Of course, SunGlitz was just the beginning. A year after introducing that product to the market, Shami developed his BioSilk product line. The use of silk in hair care products was nothing new, but Shami found a way to liquefy the silk of butterfly cocoons so that the molecules were small enough to penetrate the hair shaft where they were able to repair damaged hair and eliminate frizz. With each new product launch, from Power Plus, a hair loss prevention system, to Chromatic Colors, sales increased exponentially. In 2003, sales grew by a whopping 55 percent and actually doubled internationally. Once celebrities like Renée Zellweger and Demi Moore began using his products and raving about the results, they found their way onto movie sets and television shows like Sex in the City and ER. The introduction of the CHI (Cationic Hydration Interlink) flat iron, which women were willing to pay up to $150 for, was a watershed moment, changing the category forever. Today the company Shami started—his son Basim has assumed the role of CEO—remains privately owned, something that is becoming increasingly rare in our industry.
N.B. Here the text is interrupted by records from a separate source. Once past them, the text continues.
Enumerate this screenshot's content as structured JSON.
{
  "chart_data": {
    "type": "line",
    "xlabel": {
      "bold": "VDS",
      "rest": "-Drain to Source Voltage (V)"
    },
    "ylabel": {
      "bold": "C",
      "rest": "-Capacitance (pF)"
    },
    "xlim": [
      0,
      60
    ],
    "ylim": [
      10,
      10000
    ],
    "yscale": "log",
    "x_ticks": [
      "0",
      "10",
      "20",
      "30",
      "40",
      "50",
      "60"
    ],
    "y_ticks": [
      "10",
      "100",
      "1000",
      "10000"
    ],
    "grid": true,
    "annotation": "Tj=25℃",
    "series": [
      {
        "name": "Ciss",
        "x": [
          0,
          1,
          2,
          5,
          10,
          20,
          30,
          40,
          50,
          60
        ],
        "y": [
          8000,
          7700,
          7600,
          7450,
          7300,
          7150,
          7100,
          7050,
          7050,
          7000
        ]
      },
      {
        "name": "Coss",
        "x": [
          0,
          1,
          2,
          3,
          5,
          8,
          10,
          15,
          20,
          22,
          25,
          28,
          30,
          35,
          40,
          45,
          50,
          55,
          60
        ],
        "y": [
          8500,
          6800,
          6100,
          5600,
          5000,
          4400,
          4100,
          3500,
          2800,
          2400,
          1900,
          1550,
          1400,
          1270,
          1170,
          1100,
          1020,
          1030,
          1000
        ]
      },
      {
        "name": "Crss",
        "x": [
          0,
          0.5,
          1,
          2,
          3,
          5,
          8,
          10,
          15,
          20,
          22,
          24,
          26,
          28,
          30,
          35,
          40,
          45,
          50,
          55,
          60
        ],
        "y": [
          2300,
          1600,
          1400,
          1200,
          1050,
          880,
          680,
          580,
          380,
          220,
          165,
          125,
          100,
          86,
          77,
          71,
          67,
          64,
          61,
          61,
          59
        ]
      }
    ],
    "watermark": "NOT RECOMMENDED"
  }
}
There will be plenty to celebrate this month at the International Conference in Cancun, Mexico, which sold out in July. With 5,000 hairdressers planning to attend, it will be the largest conference in the company’s history. Already, plans are underway to celebrate Shami’s 50 years in the beauty industry with a runway show that will offer a look at five decades of hairstyling trends. Meanwhile, Farouk Systems creative artists and artistic directors will unveil their latest trend collection for the first time, bringing the top industry trends in cut and color from Europe and introducing the next must-have looks and cutting-edge techniques. Also on tap: musical performances by rapper Flo Rida and Dutch recording artist Natalie La Rose.

—Marianne Dougherty

Things You Might Not Know about Farouk Shami

1 He was born in Beit Ur al-Tahta, a small farming village between Jerusalem and Ramallah.

2 He attended a Quaker school in Ramallah.
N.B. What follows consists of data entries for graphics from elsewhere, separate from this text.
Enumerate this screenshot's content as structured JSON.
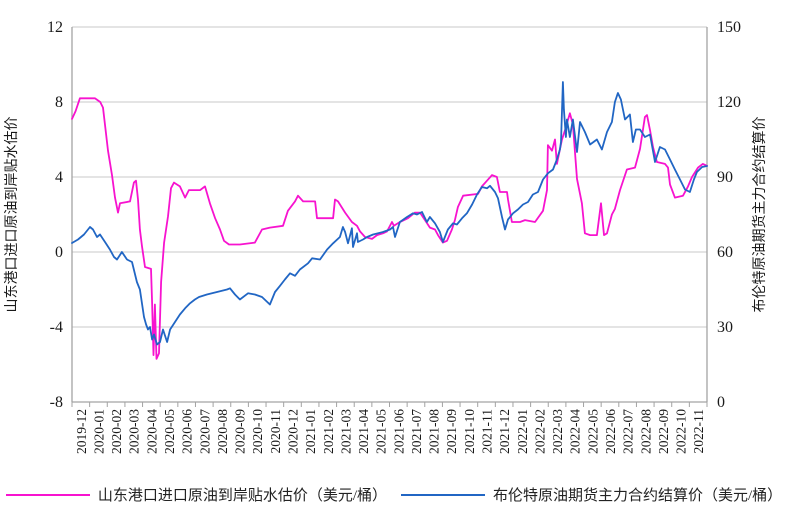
{
  "legend": [
    {
      "label": "山东港口进口原油到岸贴水估价（美元/桶）",
      "color": "#f713cf"
    },
    {
      "label": "布伦特原油期货主力合约结算价（美元/桶）",
      "color": "#2166c4"
    }
  ],
  "chart_data": {
    "type": "line",
    "grid": "horizontal",
    "legend_position": "bottom",
    "colors": {
      "grid": "#c9c9c9",
      "axis": "#a3a3a3",
      "text": "#1a1a1a"
    },
    "x_categories": [
      "2019-12",
      "2020-01",
      "2020-02",
      "2020-03",
      "2020-04",
      "2020-05",
      "2020-06",
      "2020-07",
      "2020-08",
      "2020-09",
      "2020-10",
      "2020-11",
      "2020-12",
      "2021-01",
      "2021-02",
      "2021-03",
      "2021-04",
      "2021-05",
      "2021-06",
      "2021-07",
      "2021-08",
      "2021-09",
      "2021-10",
      "2021-11",
      "2021-12",
      "2022-01",
      "2022-02",
      "2022-03",
      "2022-04",
      "2022-05",
      "2022-06",
      "2022-07",
      "2022-08",
      "2022-09",
      "2022-10",
      "2022-11"
    ],
    "y_left": {
      "title": "山东港口进口原油到岸贴水估价",
      "min": -8,
      "max": 12,
      "ticks": [
        12,
        8,
        4,
        0,
        -4,
        -8
      ]
    },
    "y_right": {
      "title": "布伦特原油期货主力合约结算价",
      "min": 0,
      "max": 150,
      "ticks": [
        150,
        120,
        90,
        60,
        30,
        0
      ]
    },
    "series": [
      {
        "name": "山东港口进口原油到岸贴水估价（美元/桶）",
        "axis": "left",
        "unit": "美元/桶",
        "color": "#f713cf",
        "points": [
          [
            0,
            7.1
          ],
          [
            0.2,
            7.5
          ],
          [
            0.45,
            8.2
          ],
          [
            1.3,
            8.2
          ],
          [
            1.6,
            8.0
          ],
          [
            1.76,
            7.7
          ],
          [
            2.04,
            5.4
          ],
          [
            2.27,
            4.1
          ],
          [
            2.44,
            2.9
          ],
          [
            2.61,
            2.1
          ],
          [
            2.72,
            2.6
          ],
          [
            3.29,
            2.7
          ],
          [
            3.51,
            3.7
          ],
          [
            3.63,
            3.8
          ],
          [
            3.74,
            2.8
          ],
          [
            3.85,
            1.2
          ],
          [
            3.97,
            0.3
          ],
          [
            4.14,
            -0.8
          ],
          [
            4.48,
            -0.9
          ],
          [
            4.54,
            -2.7
          ],
          [
            4.62,
            -5.5
          ],
          [
            4.7,
            -2.8
          ],
          [
            4.79,
            -5.7
          ],
          [
            4.93,
            -5.4
          ],
          [
            5.05,
            -1.6
          ],
          [
            5.22,
            0.5
          ],
          [
            5.44,
            1.9
          ],
          [
            5.61,
            3.4
          ],
          [
            5.78,
            3.7
          ],
          [
            6.12,
            3.5
          ],
          [
            6.41,
            2.9
          ],
          [
            6.63,
            3.3
          ],
          [
            7.26,
            3.3
          ],
          [
            7.54,
            3.5
          ],
          [
            7.82,
            2.6
          ],
          [
            8.11,
            1.8
          ],
          [
            8.39,
            1.2
          ],
          [
            8.62,
            0.6
          ],
          [
            8.9,
            0.4
          ],
          [
            9.52,
            0.4
          ],
          [
            10.37,
            0.5
          ],
          [
            10.77,
            1.2
          ],
          [
            11.22,
            1.3
          ],
          [
            11.96,
            1.4
          ],
          [
            12.24,
            2.2
          ],
          [
            12.64,
            2.7
          ],
          [
            12.81,
            3.0
          ],
          [
            13.1,
            2.7
          ],
          [
            13.78,
            2.7
          ],
          [
            13.89,
            1.8
          ],
          [
            14.8,
            1.8
          ],
          [
            14.91,
            2.8
          ],
          [
            15.08,
            2.7
          ],
          [
            15.48,
            2.1
          ],
          [
            15.87,
            1.6
          ],
          [
            16.16,
            1.4
          ],
          [
            16.33,
            1.1
          ],
          [
            16.61,
            0.8
          ],
          [
            17.01,
            0.7
          ],
          [
            17.29,
            0.9
          ],
          [
            17.63,
            1.0
          ],
          [
            17.86,
            1.1
          ],
          [
            18.14,
            1.6
          ],
          [
            18.25,
            1.4
          ],
          [
            18.59,
            1.6
          ],
          [
            19.05,
            1.8
          ],
          [
            19.44,
            2.1
          ],
          [
            19.73,
            2.1
          ],
          [
            20.01,
            1.7
          ],
          [
            20.29,
            1.3
          ],
          [
            20.58,
            1.2
          ],
          [
            20.75,
            0.9
          ],
          [
            21.03,
            0.5
          ],
          [
            21.26,
            0.6
          ],
          [
            21.54,
            1.2
          ],
          [
            21.71,
            1.7
          ],
          [
            21.88,
            2.4
          ],
          [
            22.17,
            3.0
          ],
          [
            23.02,
            3.1
          ],
          [
            23.24,
            3.5
          ],
          [
            23.53,
            3.8
          ],
          [
            23.81,
            4.1
          ],
          [
            24.09,
            4.0
          ],
          [
            24.26,
            3.2
          ],
          [
            24.66,
            3.2
          ],
          [
            24.72,
            2.8
          ],
          [
            24.94,
            1.6
          ],
          [
            25.4,
            1.6
          ],
          [
            25.68,
            1.7
          ],
          [
            26.25,
            1.6
          ],
          [
            26.7,
            2.2
          ],
          [
            26.93,
            3.3
          ],
          [
            26.98,
            5.7
          ],
          [
            27.21,
            5.4
          ],
          [
            27.38,
            6.0
          ],
          [
            27.49,
            4.7
          ],
          [
            27.78,
            6.0
          ],
          [
            27.95,
            6.5
          ],
          [
            28.23,
            7.4
          ],
          [
            28.4,
            6.8
          ],
          [
            28.63,
            3.9
          ],
          [
            28.91,
            2.6
          ],
          [
            29.08,
            1.0
          ],
          [
            29.37,
            0.9
          ],
          [
            29.76,
            0.9
          ],
          [
            29.99,
            2.6
          ],
          [
            30.16,
            0.9
          ],
          [
            30.33,
            1.0
          ],
          [
            30.61,
            2.0
          ],
          [
            30.78,
            2.3
          ],
          [
            31.07,
            3.3
          ],
          [
            31.46,
            4.4
          ],
          [
            31.92,
            4.5
          ],
          [
            32.2,
            5.5
          ],
          [
            32.48,
            7.2
          ],
          [
            32.6,
            7.3
          ],
          [
            32.77,
            6.5
          ],
          [
            32.94,
            5.6
          ],
          [
            33.16,
            4.8
          ],
          [
            33.62,
            4.7
          ],
          [
            33.79,
            4.5
          ],
          [
            33.9,
            3.6
          ],
          [
            34.18,
            2.9
          ],
          [
            34.64,
            3.0
          ],
          [
            34.92,
            3.5
          ],
          [
            35.15,
            4.0
          ],
          [
            35.49,
            4.5
          ],
          [
            35.77,
            4.7
          ],
          [
            36,
            4.6
          ]
        ]
      },
      {
        "name": "布伦特原油期货主力合约结算价（美元/桶）",
        "axis": "right",
        "unit": "美元/桶",
        "color": "#2166c4",
        "points": [
          [
            0,
            63.6
          ],
          [
            0.34,
            65
          ],
          [
            0.68,
            67
          ],
          [
            1.02,
            70
          ],
          [
            1.19,
            69
          ],
          [
            1.42,
            66
          ],
          [
            1.59,
            67
          ],
          [
            1.87,
            64
          ],
          [
            2.15,
            61
          ],
          [
            2.38,
            58
          ],
          [
            2.55,
            57
          ],
          [
            2.83,
            60
          ],
          [
            3.12,
            57
          ],
          [
            3.4,
            56
          ],
          [
            3.68,
            48
          ],
          [
            3.85,
            45
          ],
          [
            4.08,
            34
          ],
          [
            4.2,
            31
          ],
          [
            4.31,
            29
          ],
          [
            4.42,
            30
          ],
          [
            4.54,
            25
          ],
          [
            4.65,
            27
          ],
          [
            4.82,
            23
          ],
          [
            4.99,
            24
          ],
          [
            5.16,
            29
          ],
          [
            5.39,
            24
          ],
          [
            5.56,
            29
          ],
          [
            5.84,
            32
          ],
          [
            6.12,
            35
          ],
          [
            6.41,
            37.5
          ],
          [
            6.69,
            39.5
          ],
          [
            6.97,
            41
          ],
          [
            7.2,
            42
          ],
          [
            7.65,
            43
          ],
          [
            8.22,
            44
          ],
          [
            8.79,
            45
          ],
          [
            8.96,
            45.5
          ],
          [
            9.24,
            43
          ],
          [
            9.52,
            41
          ],
          [
            9.98,
            43.5
          ],
          [
            10.37,
            43
          ],
          [
            10.77,
            42
          ],
          [
            11.22,
            39
          ],
          [
            11.51,
            44
          ],
          [
            11.79,
            46.5
          ],
          [
            12.07,
            49
          ],
          [
            12.36,
            51.5
          ],
          [
            12.64,
            50.5
          ],
          [
            12.92,
            53
          ],
          [
            13.38,
            55.5
          ],
          [
            13.61,
            57.5
          ],
          [
            14.06,
            57
          ],
          [
            14.46,
            61
          ],
          [
            14.8,
            63.5
          ],
          [
            15.19,
            66
          ],
          [
            15.36,
            70
          ],
          [
            15.48,
            68
          ],
          [
            15.65,
            63.5
          ],
          [
            15.87,
            69.5
          ],
          [
            15.93,
            62
          ],
          [
            16.16,
            67.5
          ],
          [
            16.21,
            64
          ],
          [
            16.5,
            65
          ],
          [
            16.73,
            66
          ],
          [
            17.07,
            67
          ],
          [
            17.63,
            68
          ],
          [
            18.03,
            69
          ],
          [
            18.2,
            70
          ],
          [
            18.31,
            66
          ],
          [
            18.59,
            72
          ],
          [
            18.99,
            74
          ],
          [
            19.33,
            75.5
          ],
          [
            19.56,
            75
          ],
          [
            19.84,
            76
          ],
          [
            20.12,
            72
          ],
          [
            20.29,
            74
          ],
          [
            20.58,
            71.5
          ],
          [
            20.86,
            68
          ],
          [
            21.03,
            64
          ],
          [
            21.31,
            69
          ],
          [
            21.6,
            71.5
          ],
          [
            21.82,
            71
          ],
          [
            22.11,
            73.5
          ],
          [
            22.39,
            75.5
          ],
          [
            22.68,
            79
          ],
          [
            22.96,
            83
          ],
          [
            23.24,
            86
          ],
          [
            23.53,
            85.5
          ],
          [
            23.7,
            86.5
          ],
          [
            23.98,
            84
          ],
          [
            24.15,
            81.5
          ],
          [
            24.38,
            74
          ],
          [
            24.55,
            69
          ],
          [
            24.72,
            73
          ],
          [
            25,
            75.5
          ],
          [
            25.28,
            77
          ],
          [
            25.57,
            79
          ],
          [
            25.85,
            80
          ],
          [
            26.13,
            83
          ],
          [
            26.42,
            84
          ],
          [
            26.7,
            89
          ],
          [
            26.98,
            91.5
          ],
          [
            27.27,
            93
          ],
          [
            27.49,
            97
          ],
          [
            27.66,
            101
          ],
          [
            27.72,
            104
          ],
          [
            27.83,
            128
          ],
          [
            27.89,
            117
          ],
          [
            28.0,
            106
          ],
          [
            28.06,
            113
          ],
          [
            28.23,
            106
          ],
          [
            28.4,
            113
          ],
          [
            28.63,
            100
          ],
          [
            28.8,
            112
          ],
          [
            29.08,
            108
          ],
          [
            29.37,
            103
          ],
          [
            29.76,
            105
          ],
          [
            30.04,
            101
          ],
          [
            30.33,
            108
          ],
          [
            30.61,
            112
          ],
          [
            30.78,
            120
          ],
          [
            30.95,
            123.6
          ],
          [
            31.12,
            121
          ],
          [
            31.35,
            113
          ],
          [
            31.63,
            115
          ],
          [
            31.8,
            104
          ],
          [
            31.97,
            109
          ],
          [
            32.2,
            109
          ],
          [
            32.48,
            106
          ],
          [
            32.77,
            107
          ],
          [
            33.05,
            96
          ],
          [
            33.33,
            102
          ],
          [
            33.62,
            101
          ],
          [
            33.9,
            97
          ],
          [
            34.18,
            93
          ],
          [
            34.47,
            89
          ],
          [
            34.75,
            85
          ],
          [
            35.03,
            84
          ],
          [
            35.26,
            89
          ],
          [
            35.43,
            92
          ],
          [
            35.72,
            94
          ],
          [
            36,
            94.4
          ]
        ]
      }
    ]
  }
}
3 Three of his eight siblings and two cousins were killed by a bomb that exploded near his childhood home.

4 He ran for governor of Texas in 2010.

5 He interviewed at 25 salons before he was hired as a hairdresser.

6 He named his first salon in Lafayette, Louisiana, Le Salon Farouk.

7 Hair Color USA named him Innovative Colorist of the Decade in 1990 for his invention and patent of the first ammonia-free highlighting system.

8 His company’s mission and his personal motto is “Environment, Education and Ethics.”

9 He appeared on The Celebrity Apprentice in 2011.

10 His favorite color is red because he believes it gives off positive energy. Hence, the red cowboy boots he sports. Oh, and his company’s logo is red.

11 He collaborated with NASA scientists to create CHI, a line of blow-dryers that emitted less EMFs than others on the market at the time.

12 He became fascinated by color when, as a child, he helped his mother dye straw and silk threads for her weaving.

13 More than half of the senior-level positions in his company are held by women.

14 He worked for Framesi as a guest hair artist in the early 1980s, which is how he met his mentor, the “father of hair color,” Sam Lapin.

15 He was a good friend of Paul Mitchell, who stayed at his home when he was in Houston and advised him to start his own color company.